The Silent Hills is a 5000 word suspense story and I was surprised when they took it on as a standalone work. In hindsight it may have been due to their generosity of spirit and desire to build a list than for any commercial potential because, although well-received  and reviewed, The Silent Hills failed to really establish an audience.

However, what TSH did do was get me involved in the Musa community. I met authors of genres I’ve never been near – LGBT, Regency Romance and Erotica, to name but three – and found that our similarities as writers are much greater than our differences. Whatever the genre, the requirements of good writing are the same – always have been and always will.
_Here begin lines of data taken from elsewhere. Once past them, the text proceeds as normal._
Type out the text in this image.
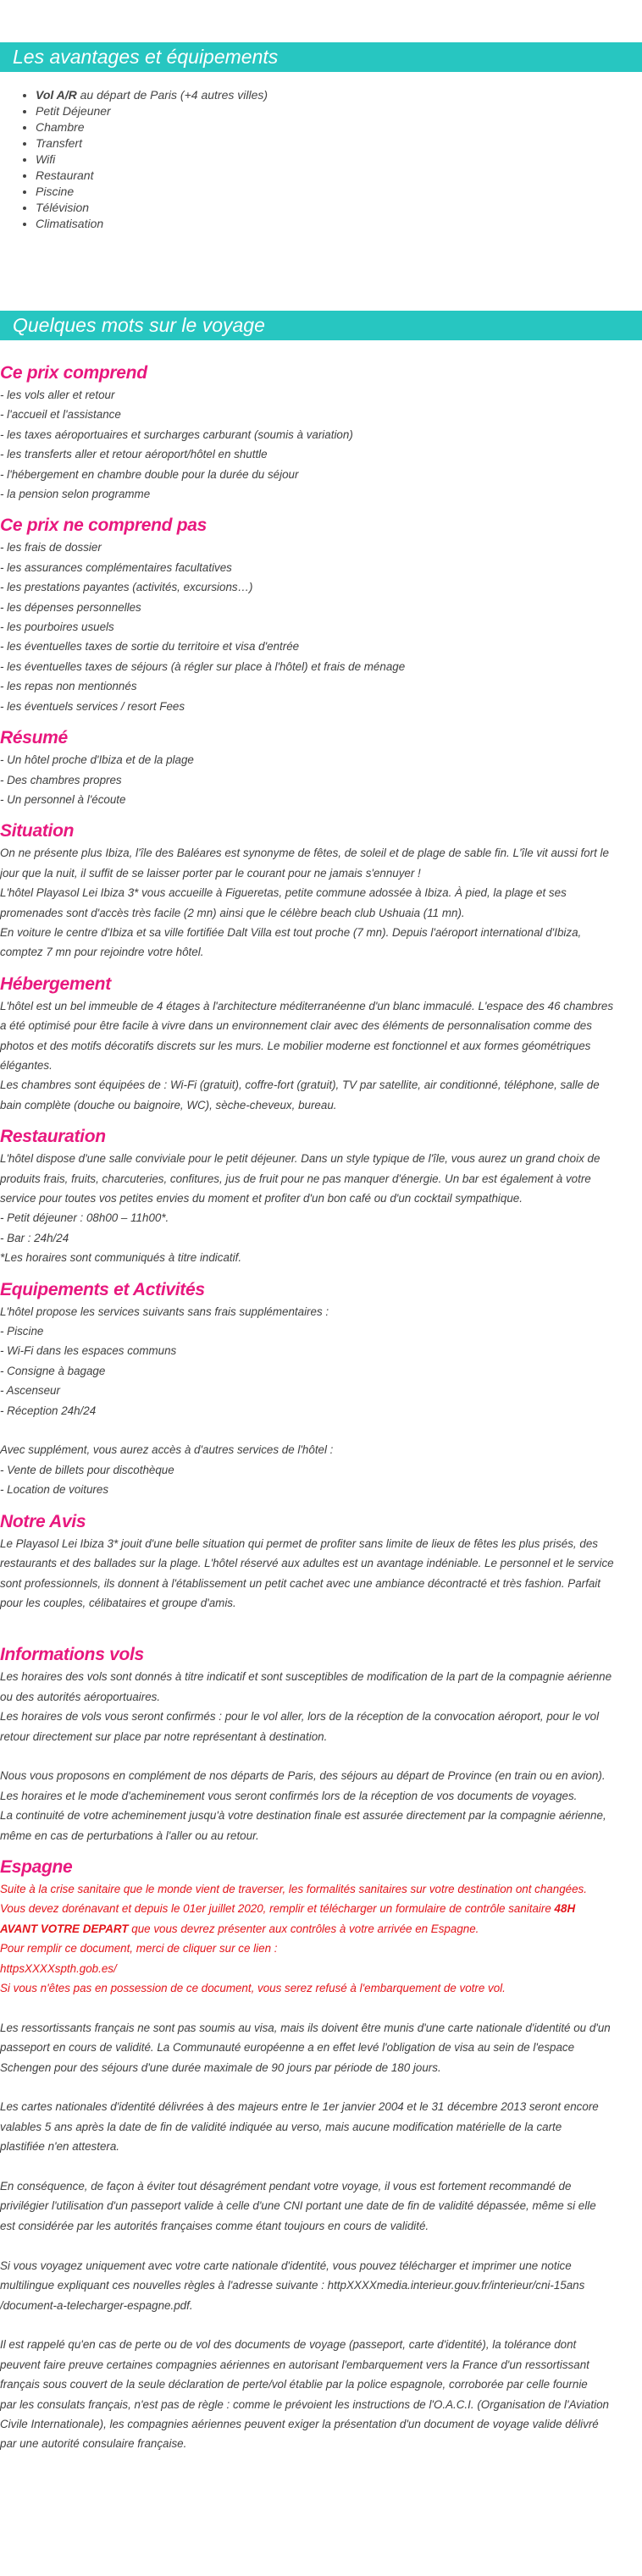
Les avantages et équipements
• Vol A/R au départ de Paris (+4 autres villes)
• Petit Déjeuner
• Chambre
• Transfert
• Wifi
• Restaurant
• Piscine
• Télévision
• Climatisation
Quelques mots sur le voyage
Ce prix comprend

- les vols aller et retour
- l'accueil et l'assistance
- les taxes aéroportuaires et surcharges carburant (soumis à variation)
- les transferts aller et retour aéroport/hôtel en shuttle
- l'hébergement en chambre double pour la durée du séjour
- la pension selon programme

Ce prix ne comprend pas

- les frais de dossier
- les assurances complémentaires facultatives
- les prestations payantes (activités, excursions…)
- les dépenses personnelles
- les pourboires usuels
- les éventuelles taxes de sortie du territoire et visa d'entrée
- les éventuelles taxes de séjours (à régler sur place à l'hôtel) et frais de ménage
- les repas non mentionnés
- les éventuels services / resort Fees

Résumé

- Un hôtel proche d'Ibiza et de la plage
- Des chambres propres
- Un personnel à l'écoute

Situation

On ne présente plus Ibiza, l'île des Baléares est synonyme de fêtes, de soleil et de plage de sable fin. L'île vit aussi fort le
jour que la nuit, il suffit de se laisser porter par le courant pour ne jamais s'ennuyer !
L'hôtel Playasol Lei Ibiza 3* vous accueille à Figueretas, petite commune adossée à Ibiza. À pied, la plage et ses
promenades sont d'accès très facile (2 mn) ainsi que le célèbre beach club Ushuaia (11 mn).
En voiture le centre d'Ibiza et sa ville fortifiée Dalt Villa est tout proche (7 mn). Depuis l'aéroport international d'Ibiza,
comptez 7 mn pour rejoindre votre hôtel.

Hébergement

L'hôtel est un bel immeuble de 4 étages à l'architecture méditerranéenne d'un blanc immaculé. L'espace des 46 chambres
a été optimisé pour être facile à vivre dans un environnement clair avec des éléments de personnalisation comme des
photos et des motifs décoratifs discrets sur les murs. Le mobilier moderne est fonctionnel et aux formes géométriques
élégantes.
Les chambres sont équipées de : Wi-Fi (gratuit), coffre-fort (gratuit), TV par satellite, air conditionné, téléphone, salle de
bain complète (douche ou baignoire, WC), sèche-cheveux, bureau.

Restauration

L'hôtel dispose d'une salle conviviale pour le petit déjeuner. Dans un style typique de l'île, vous aurez un grand choix de
produits frais, fruits, charcuteries, confitures, jus de fruit pour ne pas manquer d'énergie. Un bar est également à votre
service pour toutes vos petites envies du moment et profiter d'un bon café ou d'un cocktail sympathique.
- Petit déjeuner : 08h00 – 11h00*.
- Bar : 24h/24
*Les horaires sont communiqués à titre indicatif.

Equipements et Activités

L'hôtel propose les services suivants sans frais supplémentaires :
- Piscine
- Wi-Fi dans les espaces communs
- Consigne à bagage
- Ascenseur
- Réception 24h/24

Avec supplément, vous aurez accès à d'autres services de l'hôtel :
- Vente de billets pour discothèque
- Location de voitures

Notre Avis

Le Playasol Lei Ibiza 3* jouit d'une belle situation qui permet de profiter sans limite de lieux de fêtes les plus prisés, des
restaurants et des ballades sur la plage. L'hôtel réservé aux adultes est un avantage indéniable. Le personnel et le service
sont professionnels, ils donnent à l'établissement un petit cachet avec une ambiance décontracté et très fashion. Parfait
pour les couples, célibataires et groupe d'amis.

Informations vols

Les horaires des vols sont donnés à titre indicatif et sont susceptibles de modification de la part de la compagnie aérienne
ou des autorités aéroportuaires.
Les horaires de vols vous seront confirmés : pour le vol aller, lors de la réception de la convocation aéroport, pour le vol
retour directement sur place par notre représentant à destination.

Nous vous proposons en complément de nos départs de Paris, des séjours au départ de Province (en train ou en avion).
Les horaires et le mode d'acheminement vous seront confirmés lors de la réception de vos documents de voyages.
La continuité de votre acheminement jusqu'à votre destination finale est assurée directement par la compagnie aérienne,
même en cas de perturbations à l'aller ou au retour.

Espagne

Suite à la crise sanitaire que le monde vient de traverser, les formalités sanitaires sur votre destination ont changées.
Vous devez dorénavant et depuis le 01er juillet 2020, remplir et télécharger un formulaire de contrôle sanitaire 48H
AVANT VOTRE DEPART que vous devrez présenter aux contrôles à votre arrivée en Espagne.
Pour remplir ce document, merci de cliquer sur ce lien :
httpsXXXXspth.gob.es/
Si vous n'êtes pas en possession de ce document, vous serez refusé à l'embarquement de votre vol.

Les ressortissants français ne sont pas soumis au visa, mais ils doivent être munis d'une carte nationale d'identité ou d'un
passeport en cours de validité. La Communauté européenne a en effet levé l'obligation de visa au sein de l'espace
Schengen pour des séjours d'une durée maximale de 90 jours par période de 180 jours.

Les cartes nationales d'identité délivrées à des majeurs entre le 1er janvier 2004 et le 31 décembre 2013 seront encore
valables 5 ans après la date de fin de validité indiquée au verso, mais aucune modification matérielle de la carte
plastifiée n'en attestera.

En conséquence, de façon à éviter tout désagrément pendant votre voyage, il vous est fortement recommandé de
privilégier l'utilisation d'un passeport valide à celle d'une CNI portant une date de fin de validité dépassée, même si elle
est considérée par les autorités françaises comme étant toujours en cours de validité.

Si vous voyagez uniquement avec votre carte nationale d'identité, vous pouvez télécharger et imprimer une notice
multilingue expliquant ces nouvelles règles à l'adresse suivante : httpXXXXmedia.interieur.gouv.fr/interieur/cni-15ans
/document-a-telecharger-espagne.pdf.

Il est rappelé qu'en cas de perte ou de vol des documents de voyage (passeport, carte d'identité), la tolérance dont
peuvent faire preuve certaines compagnies aériennes en autorisant l'embarquement vers la France d'un ressortissant
français sous couvert de la seule déclaration de perte/vol établie par la police espagnole, corroborée par celle fournie
par les consulats français, n'est pas de règle : comme le prévoient les instructions de l'O.A.C.I. (Organisation de l'Aviation
Civile Internationale), les compagnies aériennes peuvent exiger la présentation d'un document de voyage valide délivré
par une autorité consulaire française.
TSH also gave me the confidence to try something different. Next time I wrote Superhero Club, a children’s book for a mid-grade audience. If anything this book was even more of a challenge because it dealt with bullying, food issues and the value of friendship. It was, once again, a story that wrote itself. An added complication for the book was that it was firmly set in the UK, but Musa’s house style was US English.

SC came out about a year after TSH and barely made sales into double figures. It could be that the subject matter was too close to home for the target readership. I did contact a variety of youth organisations, but either the timing was wrong or the staff had any pressures and priorities. I mention all this because I recognised (and still do!) that any publisher can only do so much. Every author must play their part in actively marketing their books and the more creative the approach the better.

I didn’t submit another book to Musa. I was thinking about a sequel to SC, but that would have been in the autumn. I didn’t part with any full-length novels because I thought the house style would make edits a nightmare. Editing was always a collaborative experience, so I had some idea of what I might be taking on!

All of which is a way of saying I had less to lose with Musa with my books, but I was fully committed to their cause. It was a virtual place of passion and enterprise with an online infrastructure that’s unmatched by anywhere else I’ve seen. Musa have been responsible for dozens of books and dozens of first-time authors. It’s to the credit of the team that they are ending Musa precisely because they have been unable to run it along commercial lines. In the meantime royalties have always been paid and everyone that I’ve spoken with in the Musa family has felt a genuine sense of loss and admiration for the dream that has now come to an end.

Time is running out if you want to grab yourself an ebook bargain. Naturally I’d be delighted if you picked Superhero Club, but I also encourage you to check out the wider Musa site to see if anything takes your fancy.

Thank you, Musa, for everything, and good luck to my fellow Musan authors out there.

“Nothing good is a miracle, nothing lovely is a dream.”
   Richard Bach  Illusions: The Adventures of a Reluctant Messiah

1 comment:

Chloe said...

Sad to see a writer-friendly organisation go. Just bought a copy of Superhero Club!